I wanted to share a website that has been invaluable to us….it is because of this family and their commitment to help other families, that we have the ketogetic diet.

http://www.charliefoundation.org/

If you get a minute click on the link and check out the dateline video (it is the 2nd video in the window). It is a great story about the diet how it helps and shows what seizures look like.

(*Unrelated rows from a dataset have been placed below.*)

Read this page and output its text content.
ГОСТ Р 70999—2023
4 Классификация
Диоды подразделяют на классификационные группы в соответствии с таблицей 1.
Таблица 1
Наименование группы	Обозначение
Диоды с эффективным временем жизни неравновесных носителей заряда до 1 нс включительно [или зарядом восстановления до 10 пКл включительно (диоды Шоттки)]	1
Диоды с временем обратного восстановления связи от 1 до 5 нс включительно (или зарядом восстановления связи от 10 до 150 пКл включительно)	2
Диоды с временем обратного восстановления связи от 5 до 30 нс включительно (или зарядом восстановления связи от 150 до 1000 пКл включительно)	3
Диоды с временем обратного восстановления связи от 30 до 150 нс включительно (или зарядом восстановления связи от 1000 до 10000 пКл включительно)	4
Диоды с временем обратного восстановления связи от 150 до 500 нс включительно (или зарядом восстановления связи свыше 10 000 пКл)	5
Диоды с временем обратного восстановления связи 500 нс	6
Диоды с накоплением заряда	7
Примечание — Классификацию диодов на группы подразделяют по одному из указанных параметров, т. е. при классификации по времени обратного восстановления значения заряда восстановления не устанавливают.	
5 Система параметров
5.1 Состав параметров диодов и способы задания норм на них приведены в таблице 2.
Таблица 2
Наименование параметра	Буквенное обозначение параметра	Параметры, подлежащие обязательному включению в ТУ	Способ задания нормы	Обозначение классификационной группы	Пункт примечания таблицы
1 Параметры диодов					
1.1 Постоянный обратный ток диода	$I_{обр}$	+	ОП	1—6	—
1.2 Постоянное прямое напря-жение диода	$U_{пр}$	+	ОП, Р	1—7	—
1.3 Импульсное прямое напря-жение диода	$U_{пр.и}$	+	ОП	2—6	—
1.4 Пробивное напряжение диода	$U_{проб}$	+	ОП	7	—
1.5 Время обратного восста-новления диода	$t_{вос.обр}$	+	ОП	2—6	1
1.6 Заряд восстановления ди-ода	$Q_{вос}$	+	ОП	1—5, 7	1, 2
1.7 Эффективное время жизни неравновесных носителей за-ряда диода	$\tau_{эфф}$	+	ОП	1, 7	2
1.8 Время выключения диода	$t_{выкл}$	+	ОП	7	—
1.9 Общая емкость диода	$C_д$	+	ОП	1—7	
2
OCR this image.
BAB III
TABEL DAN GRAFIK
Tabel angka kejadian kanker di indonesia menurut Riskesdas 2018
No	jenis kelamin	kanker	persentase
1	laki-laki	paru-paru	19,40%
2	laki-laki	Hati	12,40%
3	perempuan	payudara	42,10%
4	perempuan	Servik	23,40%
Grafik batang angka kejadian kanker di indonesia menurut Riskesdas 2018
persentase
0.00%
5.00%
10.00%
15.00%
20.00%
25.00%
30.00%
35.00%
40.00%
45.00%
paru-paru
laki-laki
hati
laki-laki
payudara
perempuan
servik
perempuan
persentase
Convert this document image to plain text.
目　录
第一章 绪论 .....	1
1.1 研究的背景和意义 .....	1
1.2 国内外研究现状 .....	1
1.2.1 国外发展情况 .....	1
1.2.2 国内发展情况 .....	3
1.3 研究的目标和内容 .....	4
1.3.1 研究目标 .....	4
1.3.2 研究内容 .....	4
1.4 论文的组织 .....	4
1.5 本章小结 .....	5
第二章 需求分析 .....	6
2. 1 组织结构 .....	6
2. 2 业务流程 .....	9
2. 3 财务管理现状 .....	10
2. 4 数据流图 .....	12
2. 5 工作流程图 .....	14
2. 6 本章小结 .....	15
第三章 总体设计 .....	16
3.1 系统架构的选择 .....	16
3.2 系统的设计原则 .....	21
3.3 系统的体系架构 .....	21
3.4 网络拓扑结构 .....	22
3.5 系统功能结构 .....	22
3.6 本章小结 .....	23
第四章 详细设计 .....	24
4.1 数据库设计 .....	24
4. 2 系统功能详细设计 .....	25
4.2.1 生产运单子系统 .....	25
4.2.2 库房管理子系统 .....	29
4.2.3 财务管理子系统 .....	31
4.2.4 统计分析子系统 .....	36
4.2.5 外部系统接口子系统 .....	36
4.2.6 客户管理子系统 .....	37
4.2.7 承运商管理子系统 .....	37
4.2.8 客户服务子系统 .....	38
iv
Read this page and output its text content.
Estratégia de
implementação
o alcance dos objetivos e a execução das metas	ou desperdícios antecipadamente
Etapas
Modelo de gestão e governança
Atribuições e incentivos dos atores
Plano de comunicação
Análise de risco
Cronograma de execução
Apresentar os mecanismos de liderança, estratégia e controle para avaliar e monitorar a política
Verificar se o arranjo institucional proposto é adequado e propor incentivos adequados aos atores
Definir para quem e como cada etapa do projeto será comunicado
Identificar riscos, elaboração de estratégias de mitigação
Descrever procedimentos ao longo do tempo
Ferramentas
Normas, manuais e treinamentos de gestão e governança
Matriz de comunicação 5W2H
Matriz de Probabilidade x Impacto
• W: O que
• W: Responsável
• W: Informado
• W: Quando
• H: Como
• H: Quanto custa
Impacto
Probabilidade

I am getting excited to have the trip over with more than anything.  I am literally praying that God will help me slowly but surely get all the details of the trip sorted out.  Thinking through getting all the food ready and prepped for flying, plus making sure the food and the all the medications make it through screenings  are keeping me up at night!  I just keep picturing Chuck and I looking like crazy people in a movie scene.. with one of us plowing through the airport with a stroller loaded up with a helmeted 3 year old and all of our random stuff, while the other one tries to carry the giant carseat. LOL! I am literally laughing thinking about. I wish we were getting to go on vacation instead! but truly grateful to have this opportunity.

SO praying people…here are our prayer requests:

1.  For organized packing  and a safe, easy and calm travels

2.  For clear communication with the doctor. Pray that we will be heard and understand the answers as well as the why behind the answers.

3. For a complete and total end to Gabriel’s seizures.